Cuentan los viejos cronistas que, en una ciudad de la Francia medieval, las esposas descubrieron un extraño arte secreto. Cada mañana, al servir el pan y el vino del desayuno, vertían en la copa de sus maridos unas gotas de un veneno suave, apenas perceptible, incapaz de causar la muerte pero suficiente para sembrar el malestar.
Los hombres partían entonces a sus labores, ajenos a la pócima que recorría su sangre. Al caer la noche, cuando regresaban al hogar, sus esposas les ofrecían un cáliz con el antídoto, disfrazado en agua o caldo tibio.
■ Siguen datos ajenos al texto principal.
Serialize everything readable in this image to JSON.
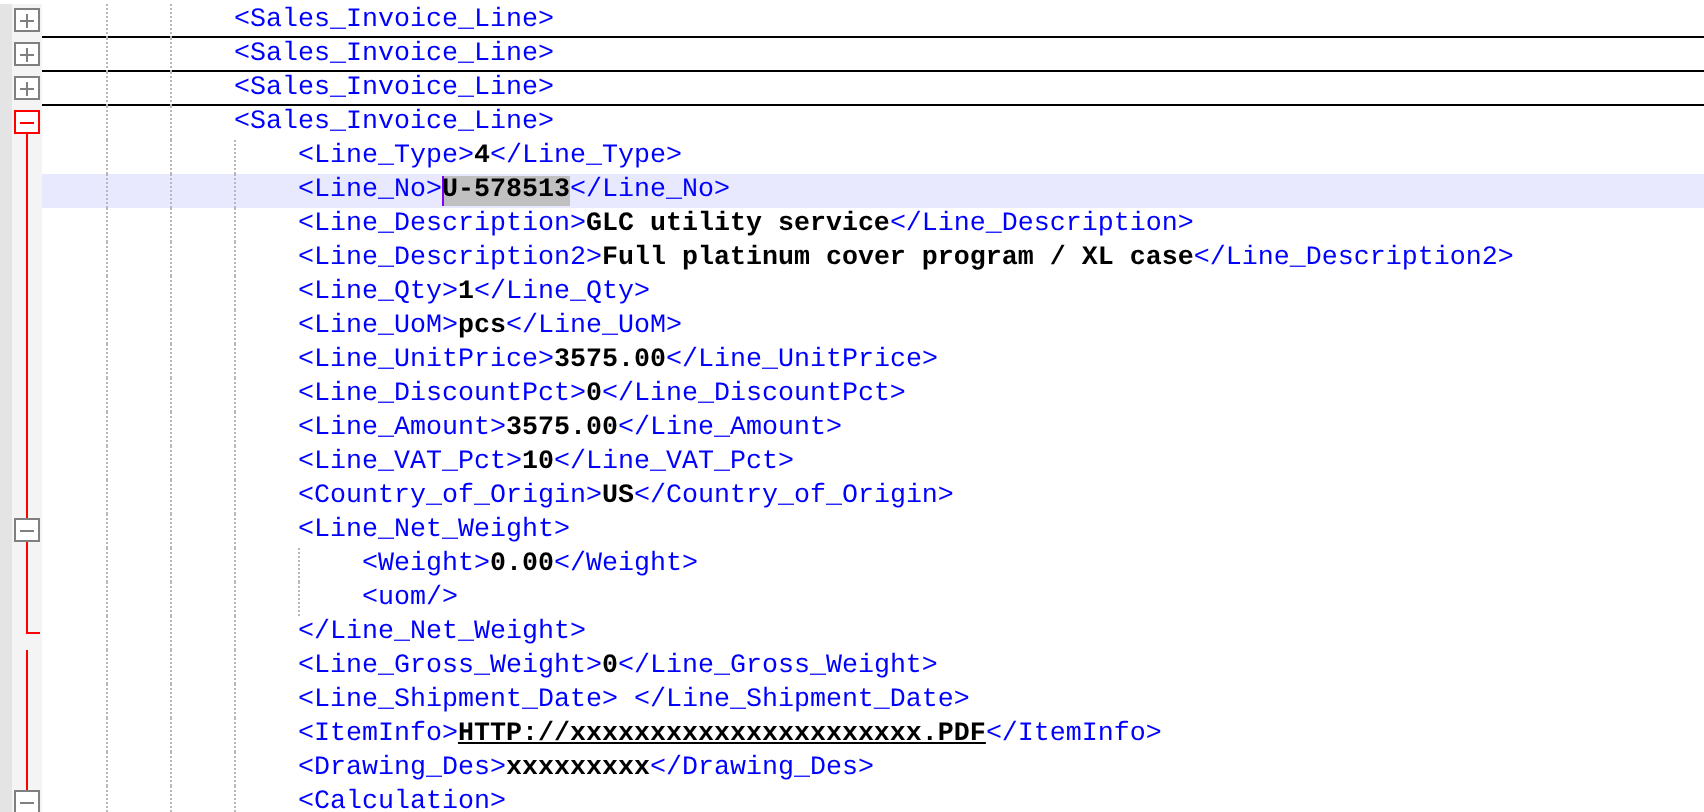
{
  "lines": [
    {
      "segments": [
        {
          "kind": "tag",
          "text": "<Sales_Invoice_Line>"
        }
      ],
      "expanded": false,
      "current": false
    },
    {
      "segments": [
        {
          "kind": "tag",
          "text": "<Sales_Invoice_Line>"
        }
      ],
      "expanded": false,
      "current": false
    },
    {
      "segments": [
        {
          "kind": "tag",
          "text": "<Sales_Invoice_Line>"
        }
      ],
      "expanded": false,
      "current": false
    },
    {
      "segments": [
        {
          "kind": "tag",
          "text": "<Sales_Invoice_Line>"
        }
      ],
      "expanded": true,
      "current": false,
      "children": [
        {
          "segments": [
            {
              "kind": "tag",
              "text": "<Line_Type>"
            },
            {
              "kind": "value",
              "text": "4"
            },
            {
              "kind": "tag",
              "text": "</Line_Type>"
            }
          ],
          "current": false
        },
        {
          "segments": [
            {
              "kind": "tag",
              "text": "<Line_No>"
            },
            {
              "kind": "selection",
              "text": "U-578513"
            },
            {
              "kind": "tag",
              "text": "</Line_No>"
            }
          ],
          "current": true
        },
        {
          "segments": [
            {
              "kind": "tag",
              "text": "<Line_Description>"
            },
            {
              "kind": "value",
              "text": "GLC utility service"
            },
            {
              "kind": "tag",
              "text": "</Line_Description>"
            }
          ],
          "current": false
        },
        {
          "segments": [
            {
              "kind": "tag",
              "text": "<Line_Description2>"
            },
            {
              "kind": "value",
              "text": "Full platinum cover program / XL case"
            },
            {
              "kind": "tag",
              "text": "</Line_Description2>"
            }
          ],
          "current": false
        },
        {
          "segments": [
            {
              "kind": "tag",
              "text": "<Line_Qty>"
            },
            {
              "kind": "value",
              "text": "1"
            },
            {
              "kind": "tag",
              "text": "</Line_Qty>"
            }
          ],
          "current": false
        },
        {
          "segments": [
            {
              "kind": "tag",
              "text": "<Line_UoM>"
            },
            {
              "kind": "value",
              "text": "pcs"
            },
            {
              "kind": "tag",
              "text": "</Line_UoM>"
            }
          ],
          "current": false
        },
        {
          "segments": [
            {
              "kind": "tag",
              "text": "<Line_UnitPrice>"
            },
            {
              "kind": "value",
              "text": "3575.00"
            },
            {
              "kind": "tag",
              "text": "</Line_UnitPrice>"
            }
          ],
          "current": false
        },
        {
          "segments": [
            {
              "kind": "tag",
              "text": "<Line_DiscountPct>"
            },
            {
              "kind": "value",
              "text": "0"
            },
            {
              "kind": "tag",
              "text": "</Line_DiscountPct>"
            }
          ],
          "current": false
        },
        {
          "segments": [
            {
              "kind": "tag",
              "text": "<Line_Amount>"
            },
            {
              "kind": "value",
              "text": "3575.00"
            },
            {
              "kind": "tag",
              "text": "</Line_Amount>"
            }
          ],
          "current": false
        },
        {
          "segments": [
            {
              "kind": "tag",
              "text": "<Line_VAT_Pct>"
            },
            {
              "kind": "value",
              "text": "10"
            },
            {
              "kind": "tag",
              "text": "</Line_VAT_Pct>"
            }
          ],
          "current": false
        },
        {
          "segments": [
            {
              "kind": "tag",
              "text": "<Country_of_Origin>"
            },
            {
              "kind": "value",
              "text": "US"
            },
            {
              "kind": "tag",
              "text": "</Country_of_Origin>"
            }
          ],
          "current": false
        },
        {
          "segments": [
            {
              "kind": "tag",
              "text": "<Line_Net_Weight>"
            }
          ],
          "expanded": true,
          "current": false,
          "children": [
            {
              "segments": [
                {
                  "kind": "tag",
                  "text": "<Weight>"
                },
                {
                  "kind": "value",
                  "text": "0.00"
                },
                {
                  "kind": "tag",
                  "text": "</Weight>"
                }
              ],
              "current": false
            },
            {
              "segments": [
                {
                  "kind": "tag",
                  "text": "<uom/>"
                }
              ],
              "current": false
            }
          ],
          "close": [
            {
              "kind": "tag",
              "text": "</Line_Net_Weight>"
            }
          ]
        },
        {
          "segments": [
            {
              "kind": "tag",
              "text": "<Line_Gross_Weight>"
            },
            {
              "kind": "value",
              "text": "0"
            },
            {
              "kind": "tag",
              "text": "</Line_Gross_Weight>"
            }
          ],
          "current": false
        },
        {
          "segments": [
            {
              "kind": "tag",
              "text": "<Line_Shipment_Date> </Line_Shipment_Date>"
            }
          ],
          "current": false
        },
        {
          "segments": [
            {
              "kind": "tag",
              "text": "<ItemInfo>"
            },
            {
              "kind": "link",
              "text": "HTTP://xxxxxxxxxxxxxxxxxxxxxx.PDF"
            },
            {
              "kind": "tag",
              "text": "</ItemInfo>"
            }
          ],
          "current": false
        },
        {
          "segments": [
            {
              "kind": "tag",
              "text": "<Drawing_Des>"
            },
            {
              "kind": "value",
              "text": "xxxxxxxxx"
            },
            {
              "kind": "tag",
              "text": "</Drawing_Des>"
            }
          ],
          "current": false
        },
        {
          "segments": [
            {
              "kind": "tag",
              "text": "<Calculation>"
            }
          ],
          "expanded": true,
          "current": false
        }
      ]
    }
  ]
}
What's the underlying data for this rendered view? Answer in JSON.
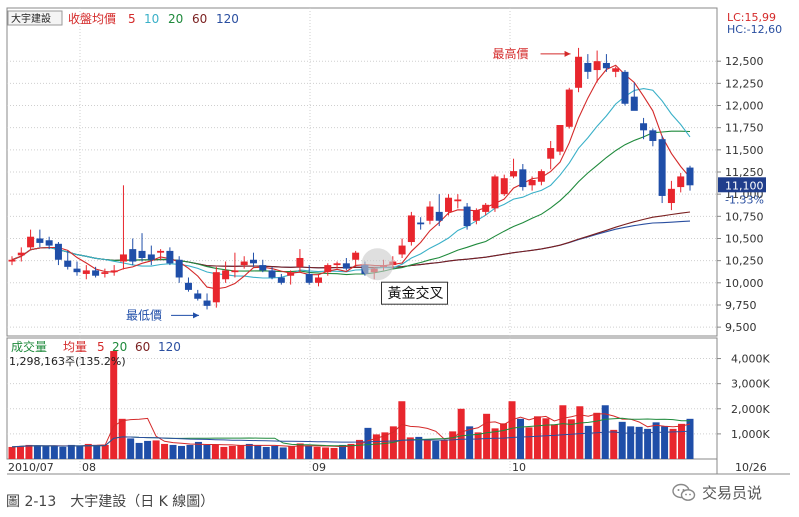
{
  "chart_data": [
    {
      "type": "candlestick",
      "title": "大宇建設",
      "ma_label": "收盤均價",
      "ma_periods": [
        "5",
        "10",
        "20",
        "60",
        "120"
      ],
      "ylim": [
        9400,
        13100
      ],
      "y_ticks": [
        "12,500",
        "12,250",
        "12,000",
        "11,750",
        "11,500",
        "11,250",
        "11,000",
        "10,750",
        "10,500",
        "10,250",
        "10,000",
        "9,750",
        "9,500"
      ],
      "lc_label": "LC:15,99",
      "hc_label": "HC:-12,60",
      "last_price": "11,100",
      "last_change": "-1.33%",
      "candles": [
        [
          10240,
          10300,
          10200,
          10260
        ],
        [
          10310,
          10400,
          10240,
          10340
        ],
        [
          10400,
          10600,
          10380,
          10520
        ],
        [
          10500,
          10600,
          10400,
          10450
        ],
        [
          10480,
          10520,
          10380,
          10420
        ],
        [
          10440,
          10460,
          10200,
          10260
        ],
        [
          10250,
          10360,
          10150,
          10180
        ],
        [
          10160,
          10240,
          10080,
          10120
        ],
        [
          10100,
          10200,
          10040,
          10140
        ],
        [
          10140,
          10180,
          10060,
          10080
        ],
        [
          10100,
          10160,
          10060,
          10120
        ],
        [
          10120,
          10200,
          10080,
          10140
        ],
        [
          10240,
          11100,
          10150,
          10320
        ],
        [
          10380,
          10500,
          10200,
          10240
        ],
        [
          10360,
          10560,
          10240,
          10280
        ],
        [
          10320,
          10420,
          10200,
          10260
        ],
        [
          10340,
          10380,
          10260,
          10360
        ],
        [
          10360,
          10400,
          10200,
          10220
        ],
        [
          10260,
          10300,
          10000,
          10060
        ],
        [
          10000,
          10060,
          9900,
          9920
        ],
        [
          9880,
          9920,
          9800,
          9820
        ],
        [
          9800,
          9880,
          9700,
          9740
        ],
        [
          9780,
          10180,
          9720,
          10120
        ],
        [
          10040,
          10240,
          10000,
          10140
        ],
        [
          10120,
          10340,
          10060,
          10140
        ],
        [
          10200,
          10300,
          10160,
          10240
        ],
        [
          10260,
          10340,
          10180,
          10220
        ],
        [
          10200,
          10260,
          10120,
          10140
        ],
        [
          10140,
          10180,
          10040,
          10060
        ],
        [
          10060,
          10100,
          9980,
          10000
        ],
        [
          10080,
          10140,
          9980,
          10120
        ],
        [
          10180,
          10380,
          10120,
          10280
        ],
        [
          10100,
          10200,
          9980,
          10000
        ],
        [
          10000,
          10100,
          9960,
          10060
        ],
        [
          10120,
          10220,
          10080,
          10200
        ],
        [
          10200,
          10240,
          10160,
          10220
        ],
        [
          10220,
          10280,
          10140,
          10160
        ],
        [
          10260,
          10360,
          10180,
          10340
        ],
        [
          10200,
          10240,
          10080,
          10100
        ],
        [
          10120,
          10180,
          10040,
          10160
        ],
        [
          10180,
          10260,
          10140,
          10200
        ],
        [
          10200,
          10300,
          10160,
          10240
        ],
        [
          10320,
          10500,
          10280,
          10420
        ],
        [
          10460,
          10800,
          10420,
          10760
        ],
        [
          10680,
          10740,
          10600,
          10660
        ],
        [
          10700,
          10920,
          10660,
          10860
        ],
        [
          10800,
          11000,
          10640,
          10700
        ],
        [
          10800,
          11000,
          10760,
          10960
        ],
        [
          10920,
          11000,
          10840,
          10940
        ],
        [
          10860,
          10900,
          10600,
          10640
        ],
        [
          10700,
          10840,
          10660,
          10820
        ],
        [
          10800,
          10900,
          10760,
          10880
        ],
        [
          10840,
          11220,
          10800,
          11200
        ],
        [
          11000,
          11220,
          10980,
          11180
        ],
        [
          11200,
          11400,
          11180,
          11260
        ],
        [
          11280,
          11340,
          11040,
          11080
        ],
        [
          11100,
          11200,
          11040,
          11160
        ],
        [
          11140,
          11280,
          11100,
          11260
        ],
        [
          11400,
          11600,
          11280,
          11520
        ],
        [
          11480,
          11760,
          11440,
          11780
        ],
        [
          11760,
          12200,
          11740,
          12180
        ],
        [
          12200,
          12650,
          12150,
          12550
        ],
        [
          12480,
          12580,
          12300,
          12380
        ],
        [
          12400,
          12620,
          12260,
          12500
        ],
        [
          12480,
          12580,
          12380,
          12420
        ],
        [
          12380,
          12440,
          12320,
          12420
        ],
        [
          12380,
          12400,
          12000,
          12020
        ],
        [
          12100,
          12260,
          11960,
          11940
        ],
        [
          11800,
          11860,
          11620,
          11720
        ],
        [
          11720,
          11740,
          11540,
          11600
        ],
        [
          11620,
          11660,
          10900,
          10980
        ],
        [
          10900,
          11150,
          10820,
          11060
        ],
        [
          11080,
          11240,
          11020,
          11200
        ],
        [
          11300,
          11320,
          11040,
          11100
        ]
      ],
      "annotations": {
        "high": "最高價",
        "low": "最低價",
        "golden_cross": "黃金交叉"
      },
      "x_labels": [
        "2010/07",
        "08",
        "09",
        "10",
        "10/26"
      ]
    },
    {
      "type": "bar",
      "title": "成交量",
      "avg_label": "均量",
      "ma_periods": [
        "5",
        "20",
        "60",
        "120"
      ],
      "info": "1,298,163주(135.2%)",
      "y_ticks": [
        "4,000K",
        "3,000K",
        "2,000K",
        "1,000K"
      ],
      "ylim": [
        0,
        4500
      ],
      "values": [
        480,
        520,
        560,
        540,
        500,
        520,
        480,
        560,
        520,
        600,
        560,
        560,
        4300,
        1600,
        820,
        640,
        720,
        740,
        600,
        560,
        520,
        560,
        680,
        560,
        560,
        480,
        520,
        560,
        600,
        540,
        480,
        520,
        460,
        500,
        620,
        520,
        480,
        460,
        440,
        560,
        600,
        760,
        1240,
        980,
        1060,
        1300,
        2300,
        860,
        880,
        760,
        720,
        760,
        1100,
        2000,
        1300,
        1060,
        1800,
        1220,
        1420,
        2300,
        1600,
        1260,
        1700,
        1620,
        1380,
        2140,
        1580,
        2100,
        1320,
        1840,
        2140,
        1160,
        1480,
        1300,
        1280,
        1200,
        1460,
        1300,
        1200,
        1400,
        1600
      ]
    }
  ],
  "caption": "圖 2-13　大宇建設（日 K 線圖）",
  "brand": "交易员说",
  "colors": {
    "up": "#e8262d",
    "down": "#1f4ea8",
    "ma5": "#d42a2a",
    "ma10": "#3ab0c8",
    "ma20": "#1f8a3c",
    "ma60": "#7a1f1f",
    "ma120": "#2a4fa0"
  }
}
Bastaban unos sorbos para que el cuerpo se aliviara y el espíritu descansara.
Mas si el hombre se demoraba en volver —porque otras andanzas lo retenían lejos del techo conyugal—, el veneno cumplía su silenciosa obra: dolor de cabeza, náuseas, cansancio, angustia y desaliento. Cuanto más distante estaba del hogar, más pesado se volvía su sufrimiento.
Así, sin comprender jamás el sortilegio, los hombres aprendieron a temer a la ausencia y a venerar el regreso. Con el engañoso remedio, las esposas aseguraban su presencia y cultivaban la ilusión de que solo bajo el amparo del hogar podían hallar paz y salud.
De esta manera nació la fábula del veneno invisible: un lazo tejido entre astucia y engaño, entre el dolor de la distancia y el alivio del retorno.